IBM developed the translation system used at the Nuremberg trial. Not sure what else they do.
Did you know that they dealt with Nazi Germany? They made early computers that were in concentration camps, to keep records on prisoners. However, that's not the point of this poll. It's more about their general history and what they do now.
IBM made some of the first personal computers. They were a household name, like Apple and Microsoft are now. They have gotten out of the personal computing business, but are still a leader in business computing (larger computers and related equipment).
You would be interested in this.
So, here's what inspired this poll. I volunteer at a Holocaust education program at my synagogue. We teach eighth grade students (mostly non-Jewish). One of the points we teach cover s what I just showed you, that is, IBM's involvement.
Recently, one of us was talking about this. She observed that several of the students had never heard of IBM.
Interesting that that's the one thing you do know.
Mark, was that to Russian?
I've even owned some of their hardware, both electronic and electro-mechanical. In fact, now that I think about it, I still own some equipment with their name on it.
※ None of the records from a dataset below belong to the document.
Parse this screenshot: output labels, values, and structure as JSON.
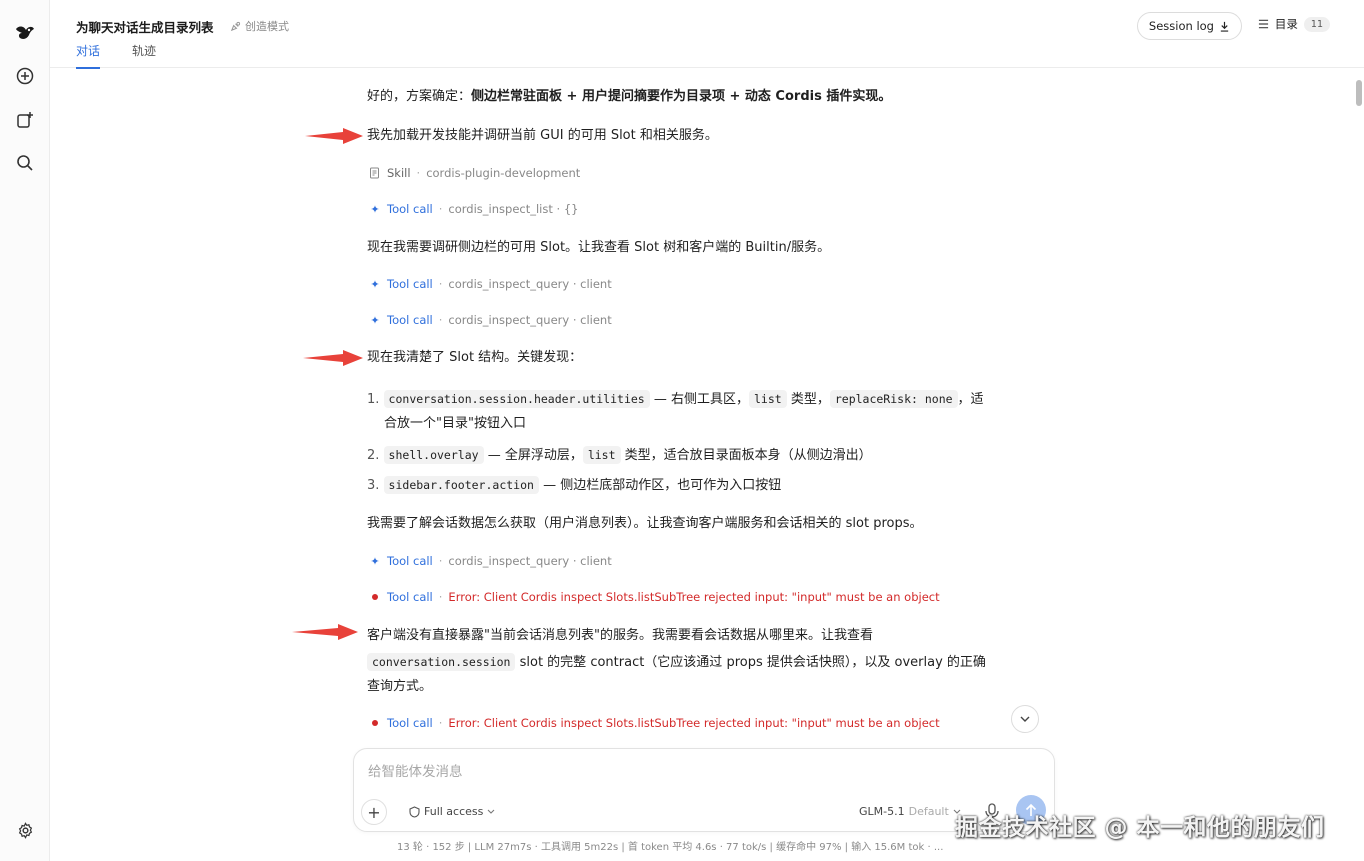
{
  "header": {
    "title": "为聊天对话生成目录列表",
    "mode": "创造模式",
    "tabs": [
      {
        "label": "对话"
      },
      {
        "label": "轨迹"
      }
    ],
    "session_log": "Session log",
    "toc_label": "目录",
    "toc_count": "11"
  },
  "messages": {
    "m1_pre": "好的，方案确定：",
    "m1_bold": "侧边栏常驻面板 + 用户提问摘要作为目录项 + 动态 Cordis 插件实现。",
    "m2": "我先加载开发技能并调研当前 GUI 的可用 Slot 和相关服务。",
    "skill": {
      "label": "Skill",
      "name": "cordis-plugin-development"
    },
    "tool1": {
      "label": "Tool call",
      "detail": "cordis_inspect_list · {}"
    },
    "m3": "现在我需要调研侧边栏的可用 Slot。让我查看 Slot 树和客户端的 Builtin/服务。",
    "tool2": {
      "label": "Tool call",
      "detail": "cordis_inspect_query · client"
    },
    "tool3": {
      "label": "Tool call",
      "detail": "cordis_inspect_query · client"
    },
    "m4": "现在我清楚了 Slot 结构。关键发现：",
    "list": [
      {
        "num": "1.",
        "code": "conversation.session.header.utilities",
        "t1": " — 右侧工具区，",
        "code2": "list",
        "t2": " 类型，",
        "code3": "replaceRisk: none",
        "t3": "，适",
        "t4": "合放一个\"目录\"按钮入口"
      },
      {
        "num": "2.",
        "code": "shell.overlay",
        "t1": " — 全屏浮动层，",
        "code2": "list",
        "t2": " 类型，适合放目录面板本身（从侧边滑出）"
      },
      {
        "num": "3.",
        "code": "sidebar.footer.action",
        "t1": " — 侧边栏底部动作区，也可作为入口按钮"
      }
    ],
    "m5": "我需要了解会话数据怎么获取（用户消息列表）。让我查询客户端服务和会话相关的 slot props。",
    "tool4": {
      "label": "Tool call",
      "detail": "cordis_inspect_query · client"
    },
    "tool5": {
      "label": "Tool call",
      "error": "Error: Client Cordis inspect Slots.listSubTree rejected input: \"input\" must be an object"
    },
    "m6_line1": "客户端没有直接暴露\"当前会话消息列表\"的服务。我需要看会话数据从哪里来。让我查看",
    "m6_code": "conversation.session",
    "m6_line2": " slot 的完整 contract（它应该通过 props 提供会话快照），以及 overlay 的正确",
    "m6_line3": "查询方式。",
    "tool6": {
      "label": "Tool call",
      "error": "Error: Client Cordis inspect Slots.listSubTree rejected input: \"input\" must be an object"
    }
  },
  "composer": {
    "placeholder": "给智能体发消息",
    "access": "Full access",
    "model": "GLM-5.1",
    "model_variant": "Default"
  },
  "stats": "13 轮 · 152 步   |   LLM 27m7s · 工具调用 5m22s   |   首 token 平均 4.6s · 77 tok/s   |   缓存命中 97%   |   输入 15.6M tok · ...",
  "watermark": "掘金技术社区 @ 本一和他的朋友们",
  "colors": {
    "accent": "#2f6fdc",
    "error": "#d32a2a",
    "arrow": "#e8423a"
  }
}
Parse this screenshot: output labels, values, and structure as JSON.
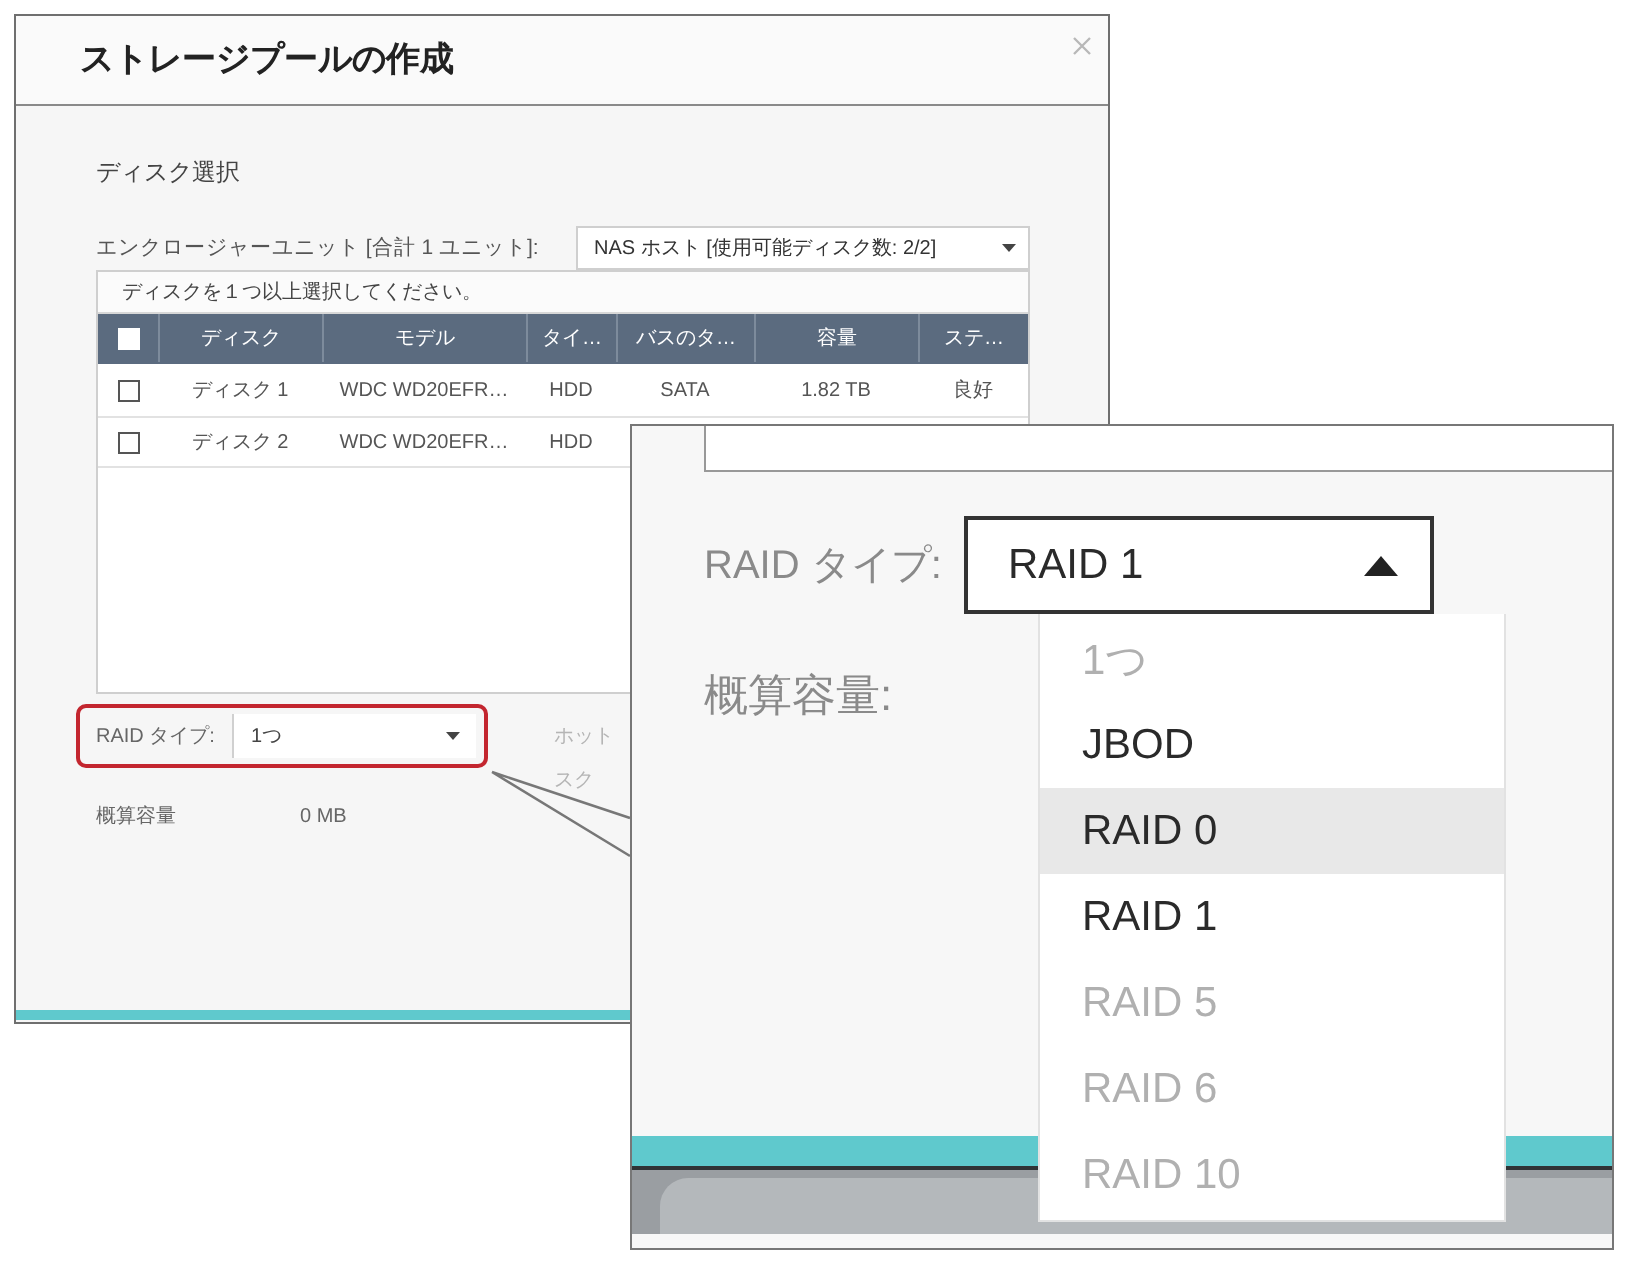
{
  "dialog": {
    "title": "ストレージプールの作成",
    "section_title": "ディスク選択",
    "enclosure": {
      "label": "エンクロージャーユニット [合計 1 ユニット]:",
      "value": "NAS ホスト [使用可能ディスク数: 2/2]"
    },
    "table": {
      "hint": "ディスクを１つ以上選択してください。",
      "select_all_checked": false,
      "columns": [
        "ディスク",
        "モデル",
        "タイ…",
        "バスのタ…",
        "容量",
        "ステ…"
      ],
      "rows": [
        {
          "checked": false,
          "cells": [
            "ディスク 1",
            "WDC WD20EFR…",
            "HDD",
            "SATA",
            "1.82 TB",
            "良好"
          ]
        },
        {
          "checked": false,
          "cells": [
            "ディスク 2",
            "WDC WD20EFR…",
            "HDD"
          ]
        }
      ]
    },
    "raid_type": {
      "label": "RAID タイプ:",
      "value": "1つ",
      "highlighted": true
    },
    "hot_spare": {
      "lines": [
        "ホット",
        "スク"
      ],
      "disabled": true
    },
    "capacity": {
      "label": "概算容量",
      "value": "0 MB"
    }
  },
  "zoom_panel": {
    "raid_type": {
      "label": "RAID タイプ:",
      "value": "RAID 1",
      "expanded": true,
      "options": [
        {
          "label": "1つ",
          "disabled": true,
          "highlighted": false
        },
        {
          "label": "JBOD",
          "disabled": false,
          "highlighted": false
        },
        {
          "label": "RAID 0",
          "disabled": false,
          "highlighted": true
        },
        {
          "label": "RAID 1",
          "disabled": false,
          "highlighted": false
        },
        {
          "label": "RAID 5",
          "disabled": true,
          "highlighted": false
        },
        {
          "label": "RAID 6",
          "disabled": true,
          "highlighted": false
        },
        {
          "label": "RAID 10",
          "disabled": true,
          "highlighted": false
        }
      ]
    },
    "capacity_label": "概算容量:"
  }
}
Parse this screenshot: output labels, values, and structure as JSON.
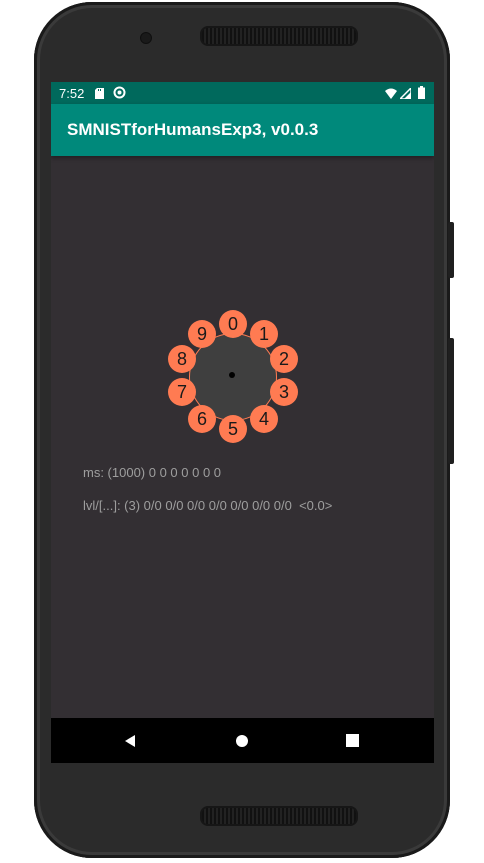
{
  "status_bar": {
    "time": "7:52",
    "icons": [
      "sd-card-icon",
      "sync-icon",
      "wifi-icon",
      "signal-icon",
      "battery-icon"
    ]
  },
  "app_bar": {
    "title": "SMNISTforHumansExp3, v0.0.3"
  },
  "dial": {
    "digits": [
      "0",
      "1",
      "2",
      "3",
      "4",
      "5",
      "6",
      "7",
      "8",
      "9"
    ],
    "colors": {
      "digit": "#ff7b52",
      "center": "#3f3f3f"
    }
  },
  "info": {
    "ms_line": "ms: (1000) 0 0 0 0 0 0 0",
    "lvl_line": "lvl/[...]: (3) 0/0 0/0 0/0 0/0 0/0 0/0 0/0  <0.0>"
  },
  "nav_bar": {
    "icons": [
      "back-icon",
      "home-icon",
      "recents-icon"
    ]
  },
  "colors": {
    "status_bar": "#00695c",
    "app_bar": "#00897b",
    "background": "#332f33"
  }
}
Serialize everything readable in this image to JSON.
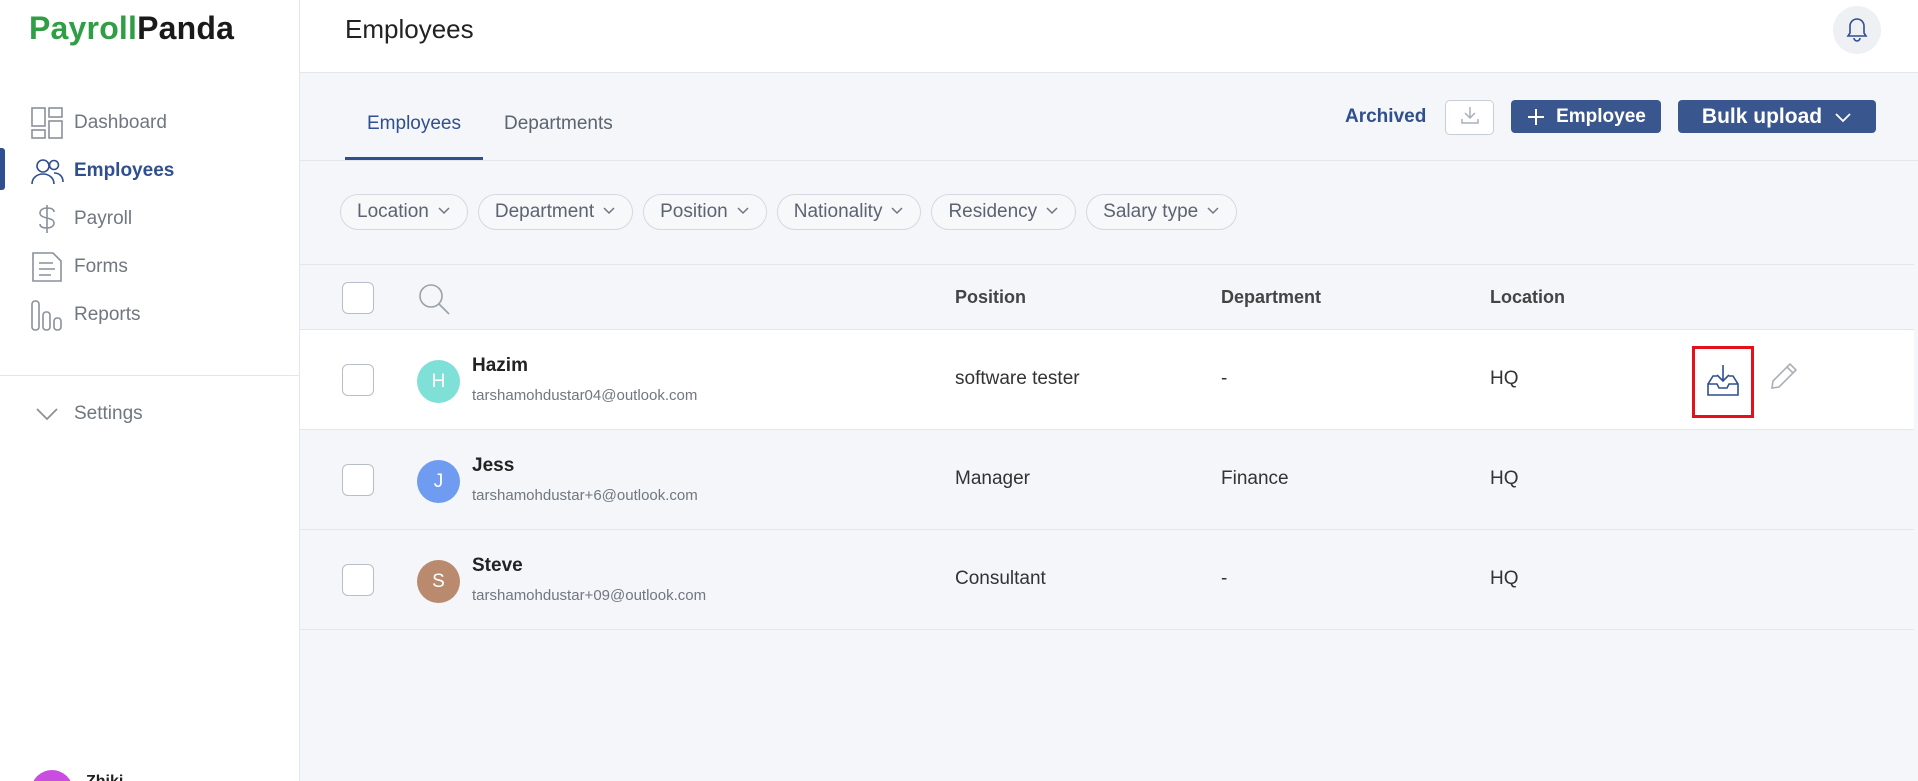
{
  "brand": {
    "part1": "Payroll",
    "part2": "Panda"
  },
  "sidebar": {
    "items": [
      {
        "label": "Dashboard",
        "icon": "dashboard-icon"
      },
      {
        "label": "Employees",
        "icon": "users-icon",
        "active": true
      },
      {
        "label": "Payroll",
        "icon": "dollar-icon"
      },
      {
        "label": "Forms",
        "icon": "document-icon"
      },
      {
        "label": "Reports",
        "icon": "reports-icon"
      }
    ],
    "settings_label": "Settings",
    "user_name": "Zhiki"
  },
  "header": {
    "title": "Employees"
  },
  "tabs": [
    {
      "label": "Employees",
      "active": true
    },
    {
      "label": "Departments",
      "active": false
    }
  ],
  "toolbar": {
    "archived_label": "Archived",
    "add_employee_label": "Employee",
    "bulk_upload_label": "Bulk upload"
  },
  "filters": [
    "Location",
    "Department",
    "Position",
    "Nationality",
    "Residency",
    "Salary type"
  ],
  "table": {
    "columns": {
      "position": "Position",
      "department": "Department",
      "location": "Location"
    },
    "rows": [
      {
        "initial": "H",
        "name": "Hazim",
        "email": "tarshamohdustar04@outlook.com",
        "position": "software tester",
        "department": "-",
        "location": "HQ",
        "avatar_color": "#7fe0d8"
      },
      {
        "initial": "J",
        "name": "Jess",
        "email": "tarshamohdustar+6@outlook.com",
        "position": "Manager",
        "department": "Finance",
        "location": "HQ",
        "avatar_color": "#6f9cf0"
      },
      {
        "initial": "S",
        "name": "Steve",
        "email": "tarshamohdustar+09@outlook.com",
        "position": "Consultant",
        "department": "-",
        "location": "HQ",
        "avatar_color": "#b98a6e"
      }
    ]
  },
  "colors": {
    "brand_green": "#2f9e44",
    "primary": "#3a568f",
    "highlight_red": "#e5101a"
  }
}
And I've punched a butt-ton of their cards.
International Business Machines.
I think everyone recognizes it.
Did you want to ask what it means?
In think it's industrial business machines though the first word could be international.
The word is international.
I didn't know if younger users would recognize the company at all, but I was wrong, according to the poll results.
Praet, if you are curious what inspired this poll, scroll up a bit to my comments to RussianThunder.
Yes and I believe they've been bought out by Lenovo right?
I googled it. I didn't know about it, but apparently Lenovo bought the personal PC division of IBM. IBM still makes mainframes and a lot of other stuff.
Family worked for them. We had CE's on site in the 70's. Big battle between IBM and Unisys at the time.